ETL

Udemy - Writing production-ready ETL pipelines in Python / Pandas

Introduction
Quick and Dirty Solution
Functional Approach
Object Oriented Approach
Setup and Class Frame Implementation
Code Implementation
Finalizing the ETL Job
Summary

1. Introduction

Course Goal

You will learn:

Each step of the ETL pipeline in Python from scratch to Production
How to use the necessary tools and packages (6)
- Python 3.9
- Jupyter Notebook
- Git/GitHub
- VSCode
- Docker/Docker Hub
- Python pacakges (9): pandas, boto3, pyyaml, awscli, jupyter, pylint, moto, coverage, memory-profiler
How to apply functional and object-oriented programming
How to do a proper code design
How to use a meta file for job control
Best practices in developing Python code (13):
- Design Principles
- Clean Coding
- Virtual Environments
- Project/Folder Setup
- Configuration
- Logging
- Exception Handling
- Linting
- Dependency Management
- Performance Tuning with Profiling
- Unit testing
- Integration Testing
- Dockerization

Task Description

Source Data	Target Data

We want a weekly ETL job that grabs data from the Xetra S3 bucket since the last run of the job and saves the report to a target S3 bucket.

Requirements

Target format parquet
First data of the report should be given as input
Auto-detection of the source files to be processed
Configurable production-ready Python job

Production Environment

Task Steps

Set up a virtual environment
Set up AWS
Understanding the source data using Jupyter Notebook
Quick and dirty solution using Jupyter Notebook
Functional vs OOP
Importance of testing
Functional approach with the quick and dirty solution
OOP Design Principles and further requirements - configuration, logging, metadata
OOP Code Design
Set up development environment (Github, Python project, VSCode)
Implement Class Frame
Implement Logging
Coding (Clean Code, functionality, linting, unit tests, integration tests)
Setup dependency management with pipenv
Performance tuning with profiling and timing
Create Dockerfile + push docker image to Docker Hub
Run application in production using Minikube and argo workflows

2. Quick and Dirty Solution

Why use a virtual environment?

Makes it easy to switch between projects without uninstalling and reinstalling packages.
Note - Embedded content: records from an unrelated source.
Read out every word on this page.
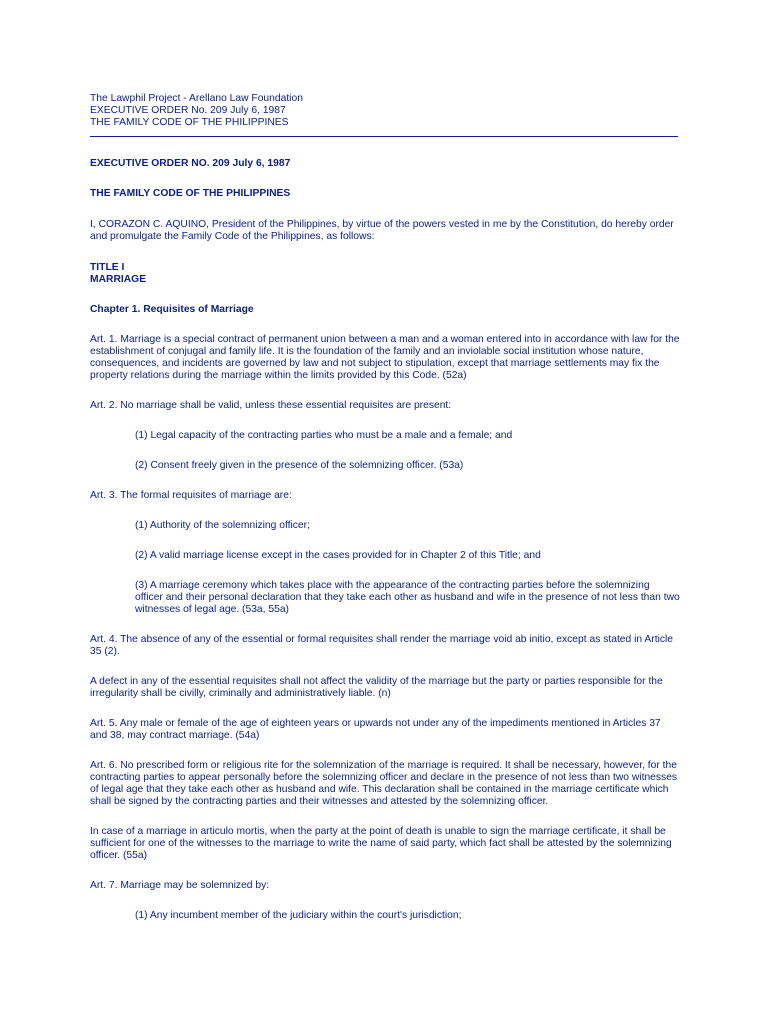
The Lawphil Project - Arellano Law Foundation
EXECUTIVE ORDER No. 209 July 6, 1987
THE FAMILY CODE OF THE PHILIPPINES

EXECUTIVE ORDER NO. 209 July 6, 1987

THE FAMILY CODE OF THE PHILIPPINES

I, CORAZON C. AQUINO, President of the Philippines, by virtue of the powers vested in me by the Constitution, do hereby order and promulgate the Family Code of the Philippines, as follows:

TITLE I

MARRIAGE

Chapter 1. Requisites of Marriage

Art. 1. Marriage is a special contract of permanent union between a man and a woman entered into in accordance with law for the establishment of conjugal and family life. It is the foundation of the family and an inviolable social institution whose nature, consequences, and incidents are governed by law and not subject to stipulation, except that marriage settlements may fix the property relations during the marriage within the limits provided by this Code. (52a)

Art. 2. No marriage shall be valid, unless these essential requisites are present:

(1) Legal capacity of the contracting parties who must be a male and a female; and

(2) Consent freely given in the presence of the solemnizing officer. (53a)

Art. 3. The formal requisites of marriage are:

(1) Authority of the solemnizing officer;

(2) A valid marriage license except in the cases provided for in Chapter 2 of this Title; and

(3) A marriage ceremony which takes place with the appearance of the contracting parties before the solemnizing officer and their personal declaration that they take each other as husband and wife in the presence of not less than two witnesses of legal age. (53a, 55a)

Art. 4. The absence of any of the essential or formal requisites shall render the marriage void ab initio, except as stated in Article 35 (2).

A defect in any of the essential requisites shall not affect the validity of the marriage but the party or parties responsible for the irregularity shall be civilly, criminally and administratively liable. (n)

Art. 5. Any male or female of the age of eighteen years or upwards not under any of the impediments mentioned in Articles 37 and 38, may contract marriage. (54a)

Art. 6. No prescribed form or religious rite for the solemnization of the marriage is required. It shall be necessary, however, for the contracting parties to appear personally before the solemnizing officer and declare in the presence of not less than two witnesses of legal age that they take each other as husband and wife. This declaration shall be contained in the marriage certificate which shall be signed by the contracting parties and their witnesses and attested by the solemnizing officer.

In case of a marriage in articulo mortis, when the party at the point of death is unable to sign the marriage certificate, it shall be sufficient for one of the witnesses to the marriage to write the name of said party, which fact shall be attested by the solemnizing officer. (55a)

Art. 7. Marriage may be solemnized by:

(1) Any incumbent member of the judiciary within the court's jurisdiction;
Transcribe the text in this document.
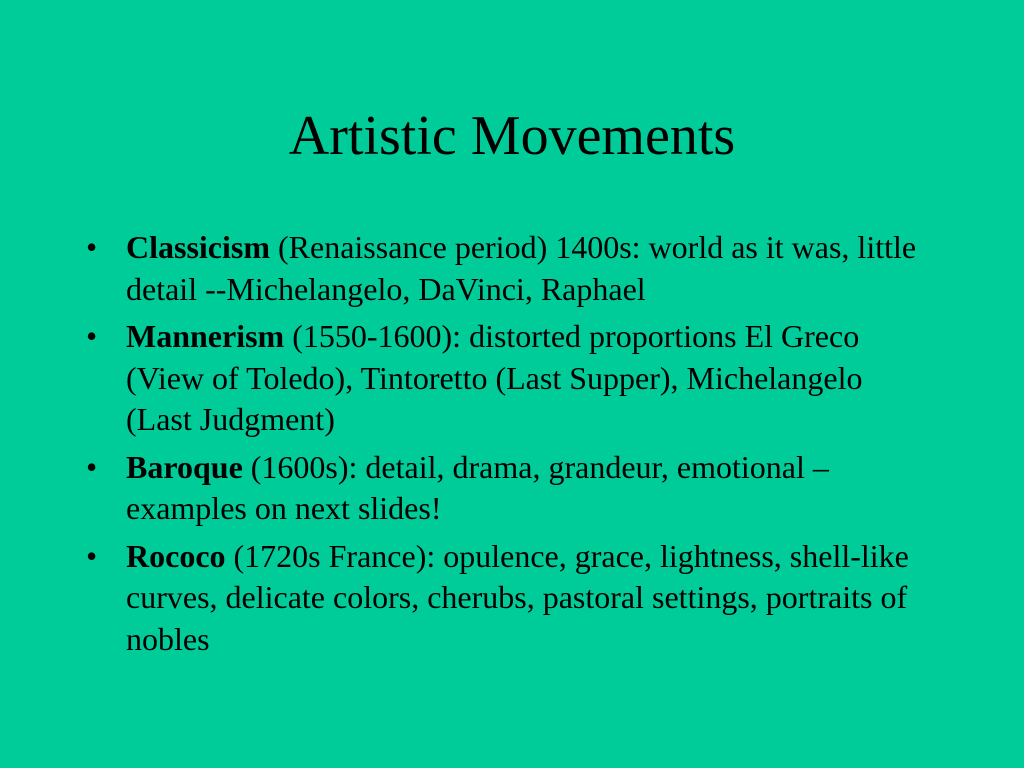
Artistic Movements
• Classicism (Renaissance period) 1400s: world as it was, little detail --Michelangelo, DaVinci, Raphael
• Mannerism (1550-1600): distorted proportions El Greco (View of Toledo), Tintoretto (Last Supper), Michelangelo (Last Judgment)
• Baroque (1600s): detail, drama, grandeur, emotional – examples on next slides!
• Rococo (1720s France): opulence, grace, lightness, shell-like curves, delicate colors, cherubs, pastoral settings, portraits of nobles
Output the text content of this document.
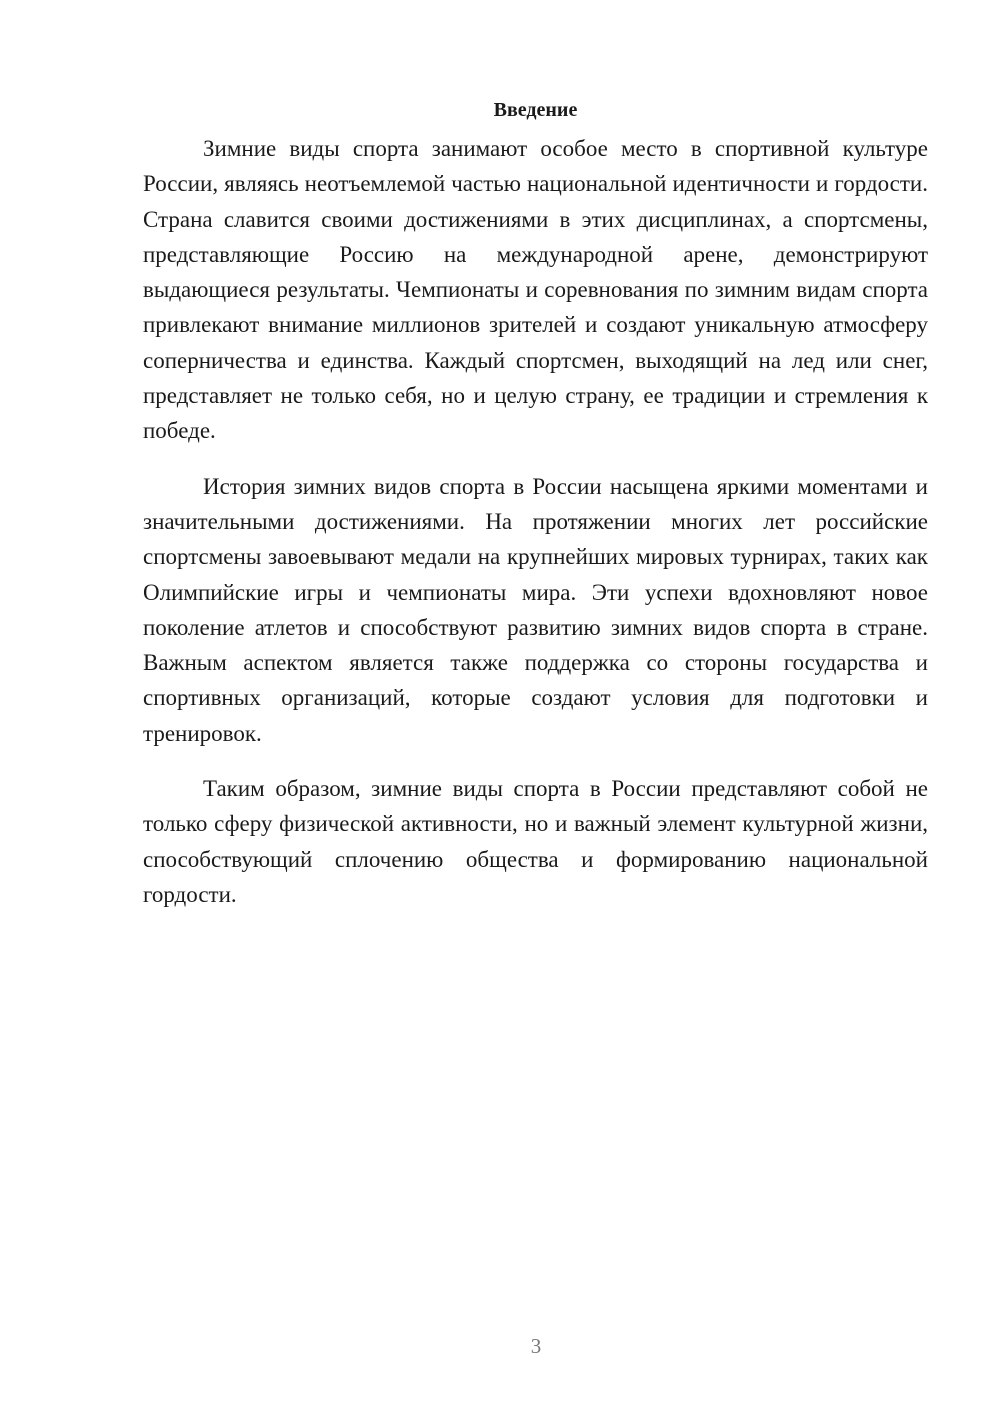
Введение

Зимние виды спорта занимают особое место в спортивной культуре России, являясь неотъемлемой частью национальной идентичности и гордости. Страна славится своими достижениями в этих дисциплинах, а спортсмены, представляющие Россию на международной арене, демонстрируют выдающиеся результаты. Чемпионаты и соревнования по зимним видам спорта привлекают внимание миллионов зрителей и создают уникальную атмосферу соперничества и единства. Каждый спортсмен, выходящий на лед или снег, представляет не только себя, но и целую страну, ее традиции и стремления к победе.

История зимних видов спорта в России насыщена яркими моментами и значительными достижениями. На протяжении многих лет российские спортсмены завоевывают медали на крупнейших мировых турнирах, таких как Олимпийские игры и чемпионаты мира. Эти успехи вдохновляют новое поколение атлетов и способствуют развитию зимних видов спорта в стране. Важным аспектом является также поддержка со стороны государства и спортивных организаций, которые создают условия для подготовки и тренировок.

Таким образом, зимние виды спорта в России представляют собой не только сферу физической активности, но и важный элемент культурной жизни, способствующий сплочению общества и формированию национальной гордости.

3
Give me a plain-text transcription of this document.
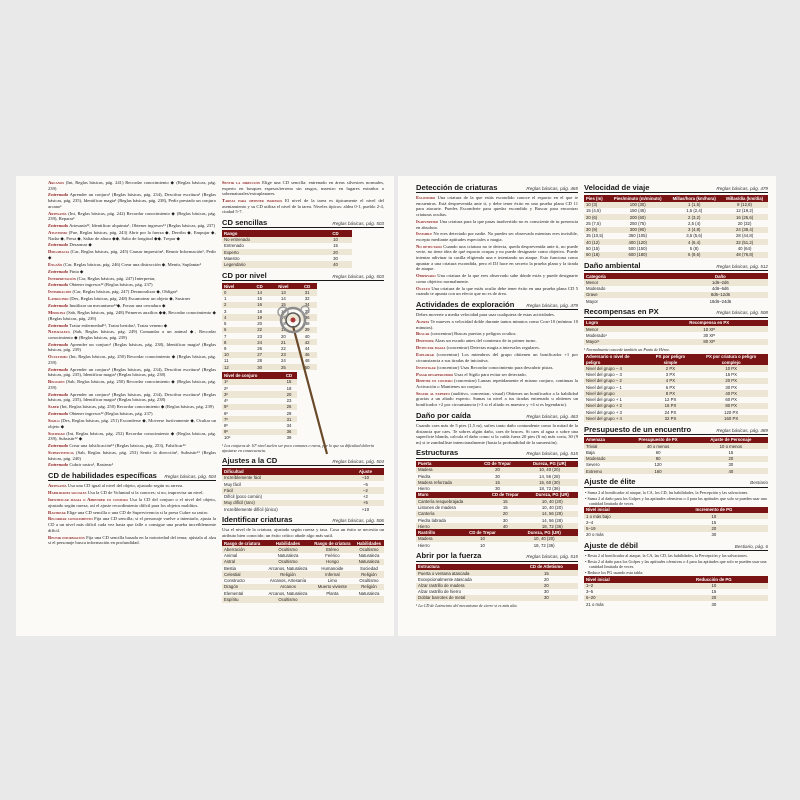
Arcanos (Int, Reglas básicas, pág. 241) Recordar conocimiento ◆ (Reglas básicas, pág. 239)

Entrenado Aprender un conjuro¹ (Reglas básicas, pág. 234), Descifrar escritura¹ (Reglas básicas, pág. 235), Identificar magia¹ (Reglas básicas, pág. 238), Pedir prestado un conjuro arcano¹

Artesanía (Int, Reglas básicas, pág. 242) Recordar conocimiento ◆ (Reglas básicas, pág. 239), Reparar¹

Entrenado Artesanía¹², Identificar alquimia¹, Obtener ingresos¹² (Reglas básicas, pág. 237)

Atletismo (Fue, Reglas básicas, pág. 243) Abrir por la fuerza ◆, Derribo ◆, Empujar ◆, Nadar ◆, Presa ◆, Saltar de altura ◆◆, Salto de longitud ◆◆, Trepar ◆

Entrenado Desarmar ◆

Diplomacia (Car, Reglas básicas, pág. 245) Causar impresión¹, Reunir Información¹, Pedir ◆

Engaño (Car, Reglas básicas, pág. 246) Crear una distracción ◆, Mentir, Suplantar¹

Entrenado Finta ◆

Interpretación (Car, Reglas básicas, pág. 247) Interpretar,

Entrenado Obtener ingresos¹² (Reglas básicas, pág. 237)

Intimidación (Car, Reglas básicas, pág. 247) Desmoralizar ◆, Obligar¹

Latrocinio (Des, Reglas básicas, pág. 248) Escamotear un objeto ◆, Sustraer

Entrenado Inutilizar un mecanismo¹²◆, Forzar una cerradura ◆

Medicina (Sab, Reglas básicas, pág. 248) Primeros auxilios ◆◆, Recordar conocimiento ◆ (Reglas básicas, pág. 239)

Entrenado Tratar enfermedad¹², Tratar heridas¹, Tratar veneno ◆

Naturaleza (Sab, Reglas básicas, pág. 249) Comandar a un animal ◆, Recordar conocimiento ◆ (Reglas básicas, pág. 239)

Entrenado Aprender un conjuro¹ (Reglas básicas, pág. 238), Identificar magia¹ (Reglas básicas, pág. 239)

Ocultismo (Int, Reglas básicas, pág. 250) Recordar conocimiento ◆ (Reglas básicas, pág. 239)

Entrenado Aprender un conjuro¹ (Reglas básicas, pág. 234), Descifrar escritura¹ (Reglas básicas, pág. 235), Identificar magia¹ (Reglas básicas, pág. 238)

Religión (Sab, Reglas básicas, pág. 250) Recordar conocimiento ◆ (Reglas básicas, pág. 239)

Entrenado Aprender un conjuro¹ (Reglas básicas, pág. 234), Descifrar escritura¹ (Reglas básicas, pág. 235), Identificar magia¹ (Reglas básicas, pág. 238)

Saber (Int, Reglas básicas, pág. 250) Recordar conocimiento ◆ (Reglas básicas, pág. 239)

Entrenado Obtener ingresos¹² (Reglas básicas, pág. 237)

Sigilo (Des, Reglas básicas, pág. 251) Esconderse ◆, Moverse furtivamente ◆, Ocultar un objeto ◆

Sociedad (Int, Reglas básicas, pág. 252) Recordar conocimiento ◆ (Reglas básicas, pág. 239), Subsistir¹² ◆

Entrenado Crear una falsificación¹² (Reglas básicas, pág. 253), Falsificar¹²

Supervivencia (Sab, Reglas básicas, pág. 253) Sentir la dirección¹, Subsistir¹² (Reglas básicas, pág. 240)

Entrenado Cubrir rastro¹, Rastrear¹

CD de habilidades específicas Reglas básicas, pág. 504

Artesanía Usa una CD igual al nivel del objeto, ajustado según su rareza.

Habilidades sociales Usa la CD de Voluntad si la conoces; si no, improvisa un nivel.

Identificar magia o Aprender un conjuro Usa la CD del conjuro o el nivel del objeto, ajustado según rareza, así el ajuste recordimiento difícil para los objetos malditos.

Rastrear Elige una CD sencilla o una CD de Supervivencia si la presa Cubre su rastro.

Recordar conocimiento Fija una CD sencilla; si el personaje vuelve a intentarlo, ajusta la CD a un nivel más difícil cada vez hasta que falle o consigue una prueba increíblemente difícil.

Reunir información Fija una CD sencilla basada en la notoriedad del tema; ajústala al alza si el personaje busca información en profundidad.

Sentir la dirección Elige una CD sencilla: entrenado en áreas silvestres normales, experto en bosques espesos/terreno sin rasgos, maestro en lugares extraños o sobrenaturales/extraplanares.

Tareas para obtener ingresos El nivel de la tarea es típicamente el nivel del asentamiento y su CD utiliza el nivel de la tarea. Niveles típicos: aldea 0-1, pueblo 2-4, ciudad 5-7.

CD sencillas	Reglas básicas, pág. 503
Rango	CD
No entrenado	10
Entrenado	15
Experto	20
Maestro	30
Legendario	40
CD por nivel	Reglas básicas, pág. 503
Nivel	CD	Nivel	CD
0	14	13	31
1	15	14	32
2	16	15	34
3	18	16	35
4	19	17	36
5	20	18	38
6	22	19	39
7	23	20	40
8	24	21	42
9	26	22	44
10	27	23	46
11	28	24	48
12	30	25	50
Nivel de conjuro	CD
1º	15
2º	18
3º	20
4º	23
5º	26
6º	28
7º	31
8º	34
9º	36
10º	39
¹ Los conjuros de 10º nivel suelen ser poco comunes o raros, por lo que su dificultad debería ajustarse en consecuencia.
Ajustes a la CD	Reglas básicas, pág. 504
Dificultad	Ajuste
Increíblemente fácil	–10
Muy fácil	–5
Fácil	–2
Difícil (poco común)	+2
Muy difícil (raro)	+5
Increíblemente difícil (único)	+10
Identificar criaturas	Reglas básicas, pág. 506

Usa el nivel de la criatura, ajustado según rareza y tasa. Cosa un éxito se necesita un atributo bien conocido; un éxito crítico añade algo más sutil.

Rasgo de criatura	Habilidades	Rasgo de criatura	Habilidades
Aberración	Ocultismo	Etéreo	Ocultismo
Animal	Naturaleza	Feérico	Naturaleza
Astral	Ocultismo	Hongo	Naturaleza
Bestia	Arcanos, Naturaleza	Humanoide	Sociedad
Celestial	Religión	Infernal	Religión
Constructo	Arcanos, Artesanía	Limo	Ocultismo
Dragón	Arcanos	Muerto viviente	Religión
Elemental	Arcanos, Naturaleza	Planta	Naturaleza
Espíritu	Ocultismo		
Detección de criaturas	Reglas básicas, pág. 465

Escondido Una criatura de la que estás escondido conoce el espacio en el que te encuentras. Está desprevenida ante ti, y debe tener éxito en una prueba plana CD 11 para atacarte. Puedes Esconderte para quedar escondido y Buscar para encontrar criaturas ocultas.

Inadvertido Una criatura para la que pasas inadvertido no es consciente de tu presencia en absoluto.

Invisible No eres detectado por nadie. No puedes ser observado mientras eres invisible, excepto mediante aptitudes especiales o magia.

No detectado Cuando una criatura no te detecta, queda desprevenida ante ti, no puede verte, no tiene idea de qué espacio ocupas y no puede designarte como objetivo. Puede intentar adivinar tu casilla eligiendo una e intentando un ataque. Esto funciona como apuntar a una criatura escondida, pero el DJ hace en secreto la prueba plana y la tirada de ataque.

Observado Una criatura de la que eres observado sabe dónde estás y puede designarte como objetivo normalmente.

Oculto Una criatura de la que estás oculto debe tener éxito en una prueba plana CD 5 cuando te apunta con un efecto que no es de área.

Actividades de exploración	Reglas básicas, pág. 479

Debes moverte a media velocidad para usar cualquiera de estas actividades.

Alerta Te mueves a velocidad doble durante tantos minutos como Con×10 (mínimo 10 minutos).

Buscar (concentrar) Buscas puertas y peligros ocultos.

Defender Alzas un escudo antes del comienzo de tu primer turno.

Detectar magia (concentrar) Detectas magia a intervalos regulares.

Explorar (concentrar) Los miembros del grupo obtienen un bonificador +1 por circunstancia a sus tiradas de iniciativa.

Investigar (concentrar) Usas Recordar conocimiento para descubrir pistas.

Pasar desapercibido Usas el Sigilo para evitar ser detectado.

Repetir un conjuro (concentrar) Lanzas repetidamente el mismo conjuro, continuas la Activación o Mantienes un conjuro.

Seguir al experto (auditivo, concentrar, visual) Obtienes un bonificador a la habilidad gracias a un aliado experto. Sumas tu nivel a tus tiradas entrenado u obtienes un bonificador +2 por circunstancia (+3 si el aliado es maestro y +4 si es legendario).

Daño por caída	Reglas básicas, pág. 463

Cuando caes más de 5 pies (1,5 m), sufres tanto daño contundente como la mitad de la distancia que caes. Te sobres algún daño, caes de bruces. Si caes al agua o sobre una superficie blanda, calcula el daño como si la caída fuera 20 pies (6 m) más corta, 30 (9 m) si te zambulliste intencionalmente (hasta la profundidad de la sumersión).

Estructuras	Reglas básicas, pág. 515
Puerta	CD de Trepar	Dureza, PG (UR)
Madera	20	10, 40 (20)
Piedra	30	14, 56 (28)
Madera reforzada	15	15, 60 (30)
Hierro	30	18, 72 (36)
Muro	CD de Trepar	Dureza, PG (UR)
Cantería resquebrajada	15	10, 40 (20)
Listones de madera	15	10, 40 (20)
Cantería	20	14, 56 (28)
Piedra labrada	30	14, 56 (28)
Hierro	40	18, 72 (36)
Rastrillo	CD de Trepar	Dureza, PG (UR)
Madera	10	10, 40 (20)
Hierro	10	18, 72 (36)
Abrir por la fuerza	Reglas básicas, pág. 515
Estructura	CD de Atletismo
Puerta o ventana atascada	15
Excepcionalmente atascada	20
Alzar rastrillo de madera	20
Alzar rastrillo de hierro	30
Doblar barrotes de metal	30
¹ La CD de Latrocinio del mecanismo de cierre si es más alta.
Velocidad de viaje	Reglas básicas, pág. 479
Pies (m)	Pies/minuto (m/minuto)	Millas/hora (km/hora)	Millas/día (km/día)
10 (3)	100 (30)	1 (1,5)	8 (12,8)
15 (4,5)	150 (45)	1,5 (2,4)	12 (19,2)
20 (6)	200 (60)	2 (3,2)	16 (25,6)
25 (7,5)	250 (75)	2,5 (4)	20 (32)
30 (9)	300 (90)	3 (4,8)	24 (38,4)
35 (10,5)	350 (105)	3,5 (5,6)	28 (44,8)
40 (12)	400 (120)	4 (6,4)	32 (51,2)
50 (15)	500 (150)	5 (8)	40 (64)
60 (18)	600 (180)	6 (9,6)	48 (76,8)
Daño ambiental	Reglas básicas, pág. 512
Categoría	Daño
Menor	1d6–2d6
Moderado	4d6–6d6
Grave	8d6–12d6
Mayor	18d6–24d6
Recompensas en PX	Reglas básicas, pág. 508
Logro	Recompensa en PX
Menor	10 XP
Moderado¹	30 XP
Mayor¹	80 XP
¹ Normalmente concede también un Punto de Héroe.
Adversario o nivel de peligro	PX por peligro simple	PX por criatura o peligro complejo
Nivel del grupo – 4	2 PX	10 PX
Nivel del grupo – 3	3 PX	15 PX
Nivel del grupo – 2	4 PX	20 PX
Nivel del grupo – 1	6 PX	30 PX
Nivel del grupo	8 PX	40 PX
Nivel del grupo + 1	12 PX	60 PX
Nivel del grupo + 2	16 PX	80 PX
Nivel del grupo + 3	24 PX	120 PX
Nivel del grupo + 4	32 PX	160 PX
Presupuesto de un encuentro	Reglas básicas, pág. 489
Amenaza	Presupuesto de PX	Ajuste de Personaje
Trivial	40 o menos	10 o menos
Baja	60	15
Moderado	80	20
Severo	120	30
Extremo	160	40
Ajuste de élite	Bestiario
• Suma 2 al bonificador al ataque, la CA, los CD, las habilidades, la Percepción y las salvaciones.
• Suma 2 al daño para los Golpes y las aptitudes ofensivas o 4 para las aptitudes que solo se pueden usar una cantidad limitada de veces.
Nivel inicial	Incremento de PG
1 o más bajo	10
2–4	15
5–19	20
20 o más	30
Ajuste de débil	Bestiario, pág. 6
• Resta 2 al bonificador al ataque, la CA, las CD, las habilidades, la Percepción y las salvaciones.
• Resta 2 al daño para los Golpes y las aptitudes ofensivas o 4 para las aptitudes que solo se pueden usar una cantidad limitada de veces.
• Reduce los PG usando esta tabla:
Nivel inicial	Reducción de PG
1–2	10
3–5	15
6–20	20
21 o más	30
There’s no limit to the number of environments we can create.

Standard library for virtual environments

pyenv (upto python 3.5)
venv (python 3.6+) Third party libraries
virtualenv
pyenv
pyenv-virtualenv
virtualenvwrapper
pyenv-virtualenvwrapper
pipenv

Use pipenv while developing Python applications and not libraries or packages.

We’ll use pipenv because

it’s recommended by Python.org for application dependency management.
Combines pip and virtualenv in one tool.
Replaces requirements.txt and solves issues that occur while using requirements.txt and multiple environments.

Virtual Environment Setup

Install pipenv in our system-wide python installation using

pip install pipenv

Create a folder for this project and cd into it

Create a virtual environment using the command

pipenv shell

This should create and activate a virtual environment.

To install packages inside this environment, install them using pipenv install <PACKAGE_NAME>

To see what packages have been installed in this environment, run pip list

pipenv uses Pipfile instead of requirements.txt. If requirements.txt is found, pipenv will convert it to a Pipfile.

To see the location where the virtual environment was created, run the command pipenv --venv

To deactivate the environment, simply exit the shell using the exit command.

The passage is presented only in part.